Les engagés, ou coolies, et, en anglais, indentured, quoique majoritairement indiens et chinois, sont d'origines diverses : Éthiopiens, Congolais, Mozambicains, Japonais, Malgaches, Bretons…
Le premier texte chantant la traversée océanique des engagés est Cale d'étoiles, coolitude, du poète Khal Torabully pour plonger au cœur du thème des migrations et des enjeux culturels, historiques et linguistiques que l'engagement, réactivé sous d'autres formes de nos jours, représente pour les sociétés humaines. L'auteur a souligné, par ailleurs, que le coolie trade, faisant suite à l'abolition de l'esclavage, rappelle, en de maints aspects, « une nouvelle forme de l'esclavage », comme l'a écrit l'historien britannique Hugh Tinker.
À la Réunion
À la Réunion, où l'abolition de l'esclavage a été proclamée par Joseph Napoléon Sébastien Sarda Garriga le 20 décembre 1848, le schéma engagiste a été à l'origine du doublement de la population en moins de 35 ans, les travailleurs sous-payés provenant également de Madagascar. De fait, entre 1849 et 1859, le nombre d'engagés indiens passe de 11 000 à 37 000, et il est encouragé à augmenter par les accords signés entre la France et le Royaume-Uni en 1860 et 1861[2].
Cet afflux massif de bouches à nourrir entraîna une explosion des importations de riz, une denrée dont les cours ne dépendaient guère de la colonie et se trouvaient alors particulièrement hauts. De fait, le recours à l'engagisme précipita la Réunion dans la crise économique que contribua par ailleurs à entretenir le percement du canal de Suez et l'éloignement plus au nord des trafics marchands.
La fin de l'engagisme fut prononcée avant la fin du XIXe siècle après avoir été remise en cause par la suspension de l'accord franco-britannique en 1882[2], mais cela n'empêcha pas la poursuite d'un afflux de travailleurs. Au contraire, elle encouragea certainement l'immigration des Chinois de la région de Canton au début du XXe siècle. Le dernier convoi d'engagés n'arriva qu'en 1933.
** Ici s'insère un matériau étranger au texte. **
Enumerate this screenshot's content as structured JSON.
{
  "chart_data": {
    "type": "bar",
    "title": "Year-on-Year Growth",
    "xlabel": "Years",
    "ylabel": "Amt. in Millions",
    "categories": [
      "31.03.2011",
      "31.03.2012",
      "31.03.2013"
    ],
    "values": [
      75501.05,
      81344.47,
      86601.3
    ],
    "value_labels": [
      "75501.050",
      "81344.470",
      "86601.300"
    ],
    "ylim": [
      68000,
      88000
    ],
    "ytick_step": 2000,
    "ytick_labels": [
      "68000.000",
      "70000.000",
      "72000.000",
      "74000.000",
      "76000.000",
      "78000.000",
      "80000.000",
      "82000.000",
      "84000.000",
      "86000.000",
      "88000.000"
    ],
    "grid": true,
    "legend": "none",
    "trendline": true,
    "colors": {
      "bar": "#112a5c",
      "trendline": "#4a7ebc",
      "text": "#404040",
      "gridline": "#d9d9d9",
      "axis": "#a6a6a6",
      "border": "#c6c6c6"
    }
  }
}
En outre, les travailleurs Indiens ne retournèrent pas dans la péninsule et s'établirent sur place en tant que tailleurs, bijoutiers ou vendeurs de tissus. Bientôt, une communauté relativement aisée et intégrée devait voir le jour, la communauté des « Zarabes ». Elle put faire inaugurer dès 1905 une mosquée qui est à ce jour la plus vieille existant sur le sol français : la mosquée Noor-e-Islam de Saint-Denis.
Aux Comores
À partir de 1886, Grande Comore, Anjouan et Mohéli et Mayotte, les Résidents, représentant de la France dans les protectorats, se substituent aux sultans. Les colons qui s'accaparent de vaste terres continuent à utiliser la main-d'œuvre locale en tant qu'«engagé volontaires» . Les exploitations coloniales finissent par occuper près de la moitié de la Grande Comore, 40 % d'Anjouan, 20 % de Mohéli. Alors que la main-d'œuvre devenait de plus en plus chère à la Réunion, les Comores, oubliées par l'administration centrale, offraient aux colons et aux sociétés coloniales (comme la Bambao) des perspectives et une main-d'œuvre peu chère dans les plantations de plantes à parfums et de vanille. Les exactions et abus furent tels que la France rattache administrativement à Madagascar. Peu à peu, les terres seront rétrocédées aux comoriens mais une révolte importante à eu lieu en 1915 en Grande Comore à cause de l'engagisme. En 1940, une autre révolte éclate pour protester contre ces engagements forcés dans les plantations par les représentants du gouvernement de Vichy.
Références
- Esclaves de la canne à sucre - Engagés et planteurs à Nossi-bé, Madagascar 1850-1880, J-E Monnier, préface V. Joly, L'Harmattan, 2006, 310 pp., (ISBN 2296009743), (ISBN 978-2296009745)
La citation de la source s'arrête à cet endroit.